If you're looking at the full-size image, this works even at very large
magnifications, until the human ability to perceive colour differences starts to
fail. Incredibly, this image contains *exactly* the same set of colours as the
unattractive Zigzag visualisation at the start of the post - the only difference
is the way the colours are arranged. This is so remarkable that you might want
to verify this yourself using the colour analysis functionality of your
favourite image editor (make sure you use the full-size images for best effect).
We've also achieved the goal we set out with - the clustering properties of the
2d Hilbert curve are directly visible as patches of similar colour.

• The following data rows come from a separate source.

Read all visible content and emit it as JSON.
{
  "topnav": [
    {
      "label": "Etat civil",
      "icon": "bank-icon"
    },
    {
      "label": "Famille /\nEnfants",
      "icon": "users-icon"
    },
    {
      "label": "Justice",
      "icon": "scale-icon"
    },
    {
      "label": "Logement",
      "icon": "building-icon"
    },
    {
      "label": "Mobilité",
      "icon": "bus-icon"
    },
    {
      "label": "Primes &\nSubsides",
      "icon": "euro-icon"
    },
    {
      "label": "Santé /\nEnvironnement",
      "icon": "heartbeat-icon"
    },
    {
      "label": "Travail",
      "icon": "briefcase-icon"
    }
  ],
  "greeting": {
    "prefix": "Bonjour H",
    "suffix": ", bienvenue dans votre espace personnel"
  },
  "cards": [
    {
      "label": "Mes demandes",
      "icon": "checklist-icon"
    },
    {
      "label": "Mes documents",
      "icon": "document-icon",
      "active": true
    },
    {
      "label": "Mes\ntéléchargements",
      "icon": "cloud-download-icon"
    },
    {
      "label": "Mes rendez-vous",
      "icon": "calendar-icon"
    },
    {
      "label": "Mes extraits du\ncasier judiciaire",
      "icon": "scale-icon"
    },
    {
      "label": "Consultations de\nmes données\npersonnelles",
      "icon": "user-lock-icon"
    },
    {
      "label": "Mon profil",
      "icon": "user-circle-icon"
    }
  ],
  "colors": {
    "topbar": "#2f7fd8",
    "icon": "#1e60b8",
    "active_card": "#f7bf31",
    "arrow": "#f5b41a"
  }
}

By the way - if Hilbert curves float your boat, you may also be interested in a previous post of mine, in which I visualise an IP geolocation database with Hilbert curves.

## The code

```
git clone git://github.com/cortesi/scurve.git
```

I've released the code used to render the images in this article as a Python project called scurve (for space-filling curve). This project aims to be collection of clear implementations of algorithms related to space filling curves, together with a set of tools for visualising them. If you're interested in this kind of thing keep an eye on the project - I plan to add more interesting goodies in the next few weeks.